1980-2010/2170-2200MHz
This is the MSS frequency band currently licensed at an EU level to Inmarsat and Solaris. The EU RSPG apparently contends that the licensees' mobile satellite services have not been a commercial success and has recommended the European Commission should consider reallocation of the band for terrestrial mobile services if future actions taken by EU Member States result in the withdrawal of such licences
3600-3800MHz
This band is already partly used for mobile data services commercially but also for satellite earth stations. The band has already been harmonised at a European level for mobile use.
5350-5470MHz and 5725-5925MHz
This band exclusively supports the latest version of the Wi-Fi standard, 802.11ac, which is capable of delivering speeds similar to current superfast broadband services throughout the home or office. In future years the band is apparently likely to become increasingly important for Wi-Fi as the existing allocation at 2.4GHz becomes more congested.

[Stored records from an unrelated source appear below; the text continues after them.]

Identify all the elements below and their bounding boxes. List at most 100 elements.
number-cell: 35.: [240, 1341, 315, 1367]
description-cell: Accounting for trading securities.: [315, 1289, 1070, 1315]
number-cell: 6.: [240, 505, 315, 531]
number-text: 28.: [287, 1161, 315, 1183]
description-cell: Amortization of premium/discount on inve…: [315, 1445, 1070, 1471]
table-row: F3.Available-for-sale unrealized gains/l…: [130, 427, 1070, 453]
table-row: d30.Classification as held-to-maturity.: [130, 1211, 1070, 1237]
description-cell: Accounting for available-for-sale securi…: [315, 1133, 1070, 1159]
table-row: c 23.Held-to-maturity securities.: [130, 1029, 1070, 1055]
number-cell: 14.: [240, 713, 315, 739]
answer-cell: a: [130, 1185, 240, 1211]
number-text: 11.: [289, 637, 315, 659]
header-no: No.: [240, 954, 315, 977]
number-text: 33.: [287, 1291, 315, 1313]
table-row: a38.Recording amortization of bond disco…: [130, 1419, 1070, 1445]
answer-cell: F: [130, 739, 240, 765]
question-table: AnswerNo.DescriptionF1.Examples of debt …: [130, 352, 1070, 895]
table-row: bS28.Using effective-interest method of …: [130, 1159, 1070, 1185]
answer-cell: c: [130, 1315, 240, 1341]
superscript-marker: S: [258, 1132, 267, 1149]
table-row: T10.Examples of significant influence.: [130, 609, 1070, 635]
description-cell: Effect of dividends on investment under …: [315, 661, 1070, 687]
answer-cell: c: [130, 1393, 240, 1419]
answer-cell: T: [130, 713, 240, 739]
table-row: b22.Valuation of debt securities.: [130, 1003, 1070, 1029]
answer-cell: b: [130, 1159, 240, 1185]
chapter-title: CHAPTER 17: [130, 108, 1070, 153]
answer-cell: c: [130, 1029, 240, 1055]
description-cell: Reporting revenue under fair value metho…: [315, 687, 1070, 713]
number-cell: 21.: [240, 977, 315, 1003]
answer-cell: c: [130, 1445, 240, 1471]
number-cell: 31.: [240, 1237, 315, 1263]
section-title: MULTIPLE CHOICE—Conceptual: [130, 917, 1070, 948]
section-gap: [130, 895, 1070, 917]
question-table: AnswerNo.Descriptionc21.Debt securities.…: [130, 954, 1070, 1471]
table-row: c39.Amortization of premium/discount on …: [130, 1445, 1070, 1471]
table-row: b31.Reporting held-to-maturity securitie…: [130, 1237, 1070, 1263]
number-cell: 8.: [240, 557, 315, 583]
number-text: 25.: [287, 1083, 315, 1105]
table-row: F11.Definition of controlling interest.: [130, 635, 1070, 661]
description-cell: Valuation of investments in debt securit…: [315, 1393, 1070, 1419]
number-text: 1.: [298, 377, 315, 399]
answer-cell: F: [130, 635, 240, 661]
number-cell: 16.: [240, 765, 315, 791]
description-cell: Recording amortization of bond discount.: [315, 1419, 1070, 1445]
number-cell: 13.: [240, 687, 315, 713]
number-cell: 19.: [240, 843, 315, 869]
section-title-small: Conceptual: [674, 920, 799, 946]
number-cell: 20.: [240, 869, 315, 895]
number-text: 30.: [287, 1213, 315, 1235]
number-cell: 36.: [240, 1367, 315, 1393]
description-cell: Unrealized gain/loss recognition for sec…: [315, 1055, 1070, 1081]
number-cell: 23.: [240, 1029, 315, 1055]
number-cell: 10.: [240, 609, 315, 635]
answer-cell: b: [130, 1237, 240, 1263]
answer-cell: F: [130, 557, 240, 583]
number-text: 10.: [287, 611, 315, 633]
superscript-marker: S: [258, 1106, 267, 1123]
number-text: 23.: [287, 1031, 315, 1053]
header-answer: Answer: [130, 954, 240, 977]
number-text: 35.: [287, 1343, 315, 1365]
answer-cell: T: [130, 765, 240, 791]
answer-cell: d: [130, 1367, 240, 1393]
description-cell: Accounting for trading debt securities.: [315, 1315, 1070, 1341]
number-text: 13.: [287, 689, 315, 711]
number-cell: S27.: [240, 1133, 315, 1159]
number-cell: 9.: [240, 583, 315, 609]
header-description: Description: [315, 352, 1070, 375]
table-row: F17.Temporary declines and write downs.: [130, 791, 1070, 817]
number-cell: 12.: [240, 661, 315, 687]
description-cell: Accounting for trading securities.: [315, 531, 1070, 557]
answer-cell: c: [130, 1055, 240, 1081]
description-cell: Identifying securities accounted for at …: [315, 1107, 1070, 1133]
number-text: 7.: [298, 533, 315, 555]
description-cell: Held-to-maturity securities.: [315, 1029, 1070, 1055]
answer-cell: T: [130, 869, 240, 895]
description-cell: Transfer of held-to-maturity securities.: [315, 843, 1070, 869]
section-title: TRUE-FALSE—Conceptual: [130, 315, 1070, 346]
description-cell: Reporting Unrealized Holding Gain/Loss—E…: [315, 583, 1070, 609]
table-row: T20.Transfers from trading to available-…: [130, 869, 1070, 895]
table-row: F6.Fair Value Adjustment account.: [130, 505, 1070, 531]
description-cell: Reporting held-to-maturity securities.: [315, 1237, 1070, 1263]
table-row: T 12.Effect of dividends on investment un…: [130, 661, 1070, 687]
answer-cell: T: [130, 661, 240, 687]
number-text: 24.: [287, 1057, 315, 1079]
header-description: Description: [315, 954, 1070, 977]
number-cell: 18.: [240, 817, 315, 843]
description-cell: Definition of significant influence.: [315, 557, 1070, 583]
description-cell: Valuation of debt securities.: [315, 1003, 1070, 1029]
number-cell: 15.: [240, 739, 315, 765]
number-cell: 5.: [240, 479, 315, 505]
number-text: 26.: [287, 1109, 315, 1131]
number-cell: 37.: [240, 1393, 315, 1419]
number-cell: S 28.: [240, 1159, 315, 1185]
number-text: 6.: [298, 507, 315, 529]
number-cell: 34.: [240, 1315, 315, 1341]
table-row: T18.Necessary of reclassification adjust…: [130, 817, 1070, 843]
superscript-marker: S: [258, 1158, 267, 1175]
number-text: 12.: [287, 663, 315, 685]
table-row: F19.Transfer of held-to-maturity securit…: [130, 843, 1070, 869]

Timing of availability of bands
Whilst recognising and warning of the surrounding uncertainties, Ofcom has set out its assessment of the likely availability of the high-priority and other considered bands in the Table below:
Source: Ofcom Mobile Data Strategy Consultation – 21 November 2013 |
Mobile data requirements indoors are normally best met by WiFi, and as Ofcom states, WiFi at 5 GHz should bring much higher speeds to a larger proportion of consumers during the latter half of this decade. Mobile network capacity at sub-1 GHz to support greater mobility in the more under-served areas is also forecasted to rise steadily. However the underlying message is that in the short term, for these areas at least, the digital divide does look likely to widen.
Longer term, Ofcom sees the picture as more rosy, with relative to 2012 a forecasted 37 times increase in total mobile data capacity by 2030. Whether even that will prove adequate is one for the crystal ball gazers.